How about hopping in a canoe and paddling through rapids while carrying a five-day pack of supplies?

Or maybe your idea of fun is biking across hilly terrain in the dark and navigating through the dense Western Maine forest, over mountains and through gorges.

Sound about right?

The sport known as adventure racing appeals to hundreds of people across the United States. This week, dozens of them will be in Maine, where a Bethel company is hosting one of the country’s premier races.

This will be the third consecutive year that Racing Ahead Inc. has hosted the Appalachian Extreme Adventure Race out of Sunday River Ski Resort.

“Sunday River, and Bethel in general, is well situated in the middle of everything,” said Norm Greenberg, president and founder of Racing Ahead. “There are a lot of ways to get in and out of Bethel, and that is a solid characteristic of the area.”

Starting at 7:30 a.m. today, 27 teams in three categories will put their canoes in Mountain View Pond on the Western shore of Moosehead Lake and race – by boat, on bike and on foot – 250 miles to Newry.

“Every year, the course is new,” Greenberg said. “That takes any home edge out of it, and if anyone has run here before, there is no advantage.”

For the first time, the winner of this race will automatically qualify for the World Championship Adventure Race, being held in Newfoundland, Canada.

Racing Ahead

Greenberg and Tracyn Thayer started Racing Ahead Inc. in March 2001, three years after forming a partnership beyond any they had formed on the trails as teammates: They got married.

“My wife is originally from Cumberland and we wanted to come back to Maine,” Greenberg said. “We’re familiar with the area and knew it would be a good spot for a company like this.”

The race itself is a mystery to those in the field until the night before it begins. That allows the course to be a surprise to everyone.

“It certainly levels the playing field,” said Chris Rice of Team Raceday, made up of people from the mid-Atlantic states. “If they gave you the course in advance, the teams with more time on their hands could come up and chart the course.”

The course

For the first time this year, the race will not include rappelling, but that doesn’t mean it will be short on adventure.

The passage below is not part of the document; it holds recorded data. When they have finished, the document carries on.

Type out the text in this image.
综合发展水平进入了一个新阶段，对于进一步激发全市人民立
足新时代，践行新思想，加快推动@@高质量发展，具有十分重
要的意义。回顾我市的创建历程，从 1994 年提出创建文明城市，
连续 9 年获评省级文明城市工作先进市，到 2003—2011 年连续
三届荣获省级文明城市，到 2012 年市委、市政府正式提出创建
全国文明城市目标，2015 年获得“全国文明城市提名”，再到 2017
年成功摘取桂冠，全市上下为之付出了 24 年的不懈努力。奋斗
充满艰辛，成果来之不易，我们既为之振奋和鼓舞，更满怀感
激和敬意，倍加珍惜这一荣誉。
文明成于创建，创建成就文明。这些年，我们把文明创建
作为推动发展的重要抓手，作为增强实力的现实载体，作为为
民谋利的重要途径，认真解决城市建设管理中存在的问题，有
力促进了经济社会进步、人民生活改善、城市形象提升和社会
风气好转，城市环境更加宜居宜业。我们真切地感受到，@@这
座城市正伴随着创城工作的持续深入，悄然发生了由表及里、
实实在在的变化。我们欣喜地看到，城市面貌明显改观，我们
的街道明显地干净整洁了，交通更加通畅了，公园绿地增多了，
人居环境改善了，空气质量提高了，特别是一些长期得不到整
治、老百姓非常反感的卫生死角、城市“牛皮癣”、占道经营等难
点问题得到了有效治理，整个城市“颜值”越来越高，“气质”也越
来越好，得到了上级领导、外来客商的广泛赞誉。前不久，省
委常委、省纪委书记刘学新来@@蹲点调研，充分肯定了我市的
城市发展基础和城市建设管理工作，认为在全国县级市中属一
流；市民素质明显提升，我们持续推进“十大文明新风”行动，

“Maine has a lot of white water, so we focused a lot on that this year,” Greenberg said. “We try to set out a course that makes sense depending on the area. If we were in a desert, for example, we might have something to do with camels, or in the Alps we would have done skiing.”

The racers got their first glimpse of the course and the required disciplines Friday night at the pre-race briefing.

“There’s a lot of paddling here,” said Scott Berk of Team Nomad, whose members span the country. “We’ve raced with Norm and Tracyn before, and in races that they’ve put on, you always know with them that the navigation part of it will be very difficult.”

Who and how

Most of the 27 teams are in the four-person, co-ed division. It’s an advanced race, Greenberg said. And it’s not a relay event. “Everyone crosses the finish line together.”

Racers have come from all over the continent, even from Alaska and the Yukon in northwestern Canada, he said. One of the teams, Nomad, features two racers, Berk and Grant Sisler of Otisfield. Their team will wear bib No. 2 during the race.

The territory the teams must traverse is largely unknown. An extensive list of supplies, some to be carried by all four members of the group, includes a map and a compass, a whistle, a knife, a survival mirror, a waterproof lighter and a headlamp.

“The biggest thing, really, is to have enough food and to stay warm, to have the right clothes,” said Jody Lapare of Team Raceday. “You also have to be prepared to get lost at least once.”

On Saturday morning, there will be no more clues. At the end of an access road just west of Greenville, the competitors will be left alone with their piles of supplies. They will be told, “Go,” and they will head into the wilderness. If all goes as planned, most will resurface on either Monday or Tuesday at the Grand Summit Hotel in Newry.

Will they be tired? Probably.

But satisfied? Only if they finish.

“You don’t even think about not finishing,” said Lapare.

“It’s certainly better to finish,” agreed Rice. “It’s more than good enough just to finish. Not to finish is just sucky.”